Scott was still making calls in the back garden, his back to the house. He hadn’t noticed her go back in or out. Ashley had a crowbar, a shovel, and a small trowel leaning against the porch railing. Linda gave Grady the book for safe keeping.
As she had done the day she had first arrived in the house, Linda got a sense of being in an old decrepit castle, vast and hiding many dangerous secrets behind its walls.
Scott ended up the call, and moved to the house. He tried to open the door, but it didn’t move. “We can’t. It’s locked,” Scott snapped. He turned to look back to Linda.“You said it wouldn’t be.”
“It wasn’t earlier.”
Scott turned the doorknob again, but it didn’t budge. “See? Locked.”
Linda tried it herself.
The knob twisted with ease and the door creaked open.
All of them stared at each other.
“Are you sure your hand's not broken?” Linda asked.
“My hand is fine.” Scott pushed past her into the manor. “Everyone else stay out.”

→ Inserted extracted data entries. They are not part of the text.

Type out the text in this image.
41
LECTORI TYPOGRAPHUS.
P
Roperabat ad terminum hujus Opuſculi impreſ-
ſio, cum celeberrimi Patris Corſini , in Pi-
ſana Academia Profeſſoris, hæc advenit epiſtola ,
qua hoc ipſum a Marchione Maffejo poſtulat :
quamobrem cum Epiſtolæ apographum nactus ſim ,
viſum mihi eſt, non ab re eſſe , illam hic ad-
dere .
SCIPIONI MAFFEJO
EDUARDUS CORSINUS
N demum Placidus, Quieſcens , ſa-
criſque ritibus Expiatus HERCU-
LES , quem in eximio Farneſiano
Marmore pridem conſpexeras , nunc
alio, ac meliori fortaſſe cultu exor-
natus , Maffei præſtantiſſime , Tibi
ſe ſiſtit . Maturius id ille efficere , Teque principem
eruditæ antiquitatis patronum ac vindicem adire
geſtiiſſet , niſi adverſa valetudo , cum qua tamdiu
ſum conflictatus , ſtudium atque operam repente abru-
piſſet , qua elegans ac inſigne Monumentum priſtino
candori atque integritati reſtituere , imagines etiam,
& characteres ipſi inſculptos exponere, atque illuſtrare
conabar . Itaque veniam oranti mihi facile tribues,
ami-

“Wait,” Linda warned. “Be careful.”
Evelyn was still in the living room with her back to the kitchen. Scott walked over to the old woman and Linda was suddenly full of anxious regret. How could she tell Evelyn that her son had been killed?
“Dr. Blackburn, I’m so sorry,” Scott said coming around the chair to face Evelyn but the remainder of the sentence vanished from his mouth which was now open in an "o" of disgust. “Oh, my God!”
Evelyn whimpered.
Linda strode inside the house as did Grady and Ashley. They congregated around Evelyn and a collected gasp slipped out of their throats.